Панфиловцы
У Колюни с Петрухой до войны не было такой мороки по гостям ездить. Жили в деревне об один забор общий да и тот снесли: на кой ляд он сдался друзьям-то… Драли парни дресву. За промысел этот деревня название своё получила и тем жила, что плетнину разную да ткачество древесное всей округе поставляла.
На ту счастливую пору лихо свалилось. Колюня с Петрухой инструмент и заготовки младшим братьям передали, а сами в Камень-город выше по течению обскому поднялись. Против ворога германского воевали с дивизией, какую страна узнала под именем генерала Панфилова.
Много сибиряков полегло, а друзей Николая Звонарёва и Петра Митяева – война только изувечила. И ещё разлучила. Колюня со своей деревяшкой до колена правого в промысел вернулся. Петруха напрочь левой ноги лишился и потому в городе остался под присмотром брата по брони на заводе работавшего. Сапожничал Петруха и даже преуспел в этом ремесле.
Два, а то и три раза в год друзья все-таки встречались. За Победу общую да за дни рождения считали святым делом вместе напиться. Ещё всякий раз был у фронтовых инвалидов ритуальный поход в сельпо или в городскую лавку – это смотря у кого гуляли накануне. Брали друзья пару ботинок, пару сапог да катанок ещё тоже пару. Но пимы закупали через две зимы на третью. Справив обувки, делили их на левые-правые и, получалось, экономили.

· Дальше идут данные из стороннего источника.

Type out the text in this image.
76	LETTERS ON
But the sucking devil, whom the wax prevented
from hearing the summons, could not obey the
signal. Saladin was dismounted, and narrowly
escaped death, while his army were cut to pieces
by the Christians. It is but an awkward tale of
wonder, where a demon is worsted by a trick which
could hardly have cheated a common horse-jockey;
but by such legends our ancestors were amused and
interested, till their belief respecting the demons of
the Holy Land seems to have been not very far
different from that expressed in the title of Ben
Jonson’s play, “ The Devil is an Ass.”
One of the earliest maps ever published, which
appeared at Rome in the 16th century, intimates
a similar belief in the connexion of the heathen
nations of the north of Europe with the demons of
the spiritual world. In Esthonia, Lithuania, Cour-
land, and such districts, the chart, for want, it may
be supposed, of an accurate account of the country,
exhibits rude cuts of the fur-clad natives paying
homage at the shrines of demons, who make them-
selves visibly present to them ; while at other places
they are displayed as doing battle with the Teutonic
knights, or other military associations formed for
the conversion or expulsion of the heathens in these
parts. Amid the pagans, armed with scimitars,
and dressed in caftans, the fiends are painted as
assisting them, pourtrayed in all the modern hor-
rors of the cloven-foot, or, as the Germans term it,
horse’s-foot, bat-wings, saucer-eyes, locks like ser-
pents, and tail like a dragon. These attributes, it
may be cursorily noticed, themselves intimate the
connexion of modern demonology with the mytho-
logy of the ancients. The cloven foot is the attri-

ВОЙНА так покосила мужиков, что в своей глухомани алтайской Пётр с Николаем не чувствовали себя обделёнными женской лаской. Обженились с добрыми бабами, у тех «семячки» родились пола мужеского и уже играли в «войнушку», отцовскими медалями хвастали.
Схожие судьбы друзей не до конца будут мною описаны, если не расскажу о днях последних. В Дресвянке с годами уже не только на почте да у колхозного председателя телефоны были. Как-то по весне позвонил Колюня: «Петро! Шуга пройдёт – приезжай ко мне переправой. Проститься бы нам…»
Улыбнулся в усы Митяев: «Запил, - думает о друге, - бывает. Я ж и сам иной раз неделю-другую не просыхая...». Тем же днём сел Петруха тачать сапоги хромовые: в этом деле уже насобачился. Начал с правого. Вдруг лёд быстро сойдет, а подарок другу не готовым окажется.
Ближе к маю паром из затона к переправе подали. За рекой перекладными по распутице за три часа до родной деревни добрался. Это быстро.
В избу ввалился. Костыли к стене прислонил. На лавку сел, чтобы подарок для друга из мешка заплечного достать. Шмякнул хромом об столешницу. Лихой сапожок! С блеском да гармошечкой сложенный!
У печи стояла Клавдия, малой Федюнька при ней. И тихо-тихо сказала баба: «А Коля наш… помер… Ещё вчерась».
НА ЗАВТРА плакала и пила горькую вся деревня. Вдова рассказала Петру, как днями раньше поехал Николай в лес за дресвою с осени припасенной. До того в поле ездил за сеном (оно тоже к весне кончалось) – ничего. А тут вдруг волчья стая. Лошадёнку враз порешили. Нажрались. Может, потому возницу не тронули. Может, кнута испугались. Брёл домой Николай сугробами уже ночью в лютом холоде. Обморозился. Когда грелся самогоном, смеялся: «Под Москвой, - говорил, - тоже замерзал. И теперь сдюжу».
Когда фельдшер заявил «гангрена», Коля в город позвонил. Сказал медику, что остатнюю ногу отымать не позволит…
Девять дён прошло – помянули героя-панфиловца новым застольем. К сороковому - по календарю уже июньскому - дню бывший солдат Пётр Митяев успел обернуться в город и обратно. С семьёю он переселился в дом, из которого летом 1941-го уходил на фронт. В доме том по сей день нет изгороди со стороны соседа Федюньки Звонарева. Фёдора свет Николаевича.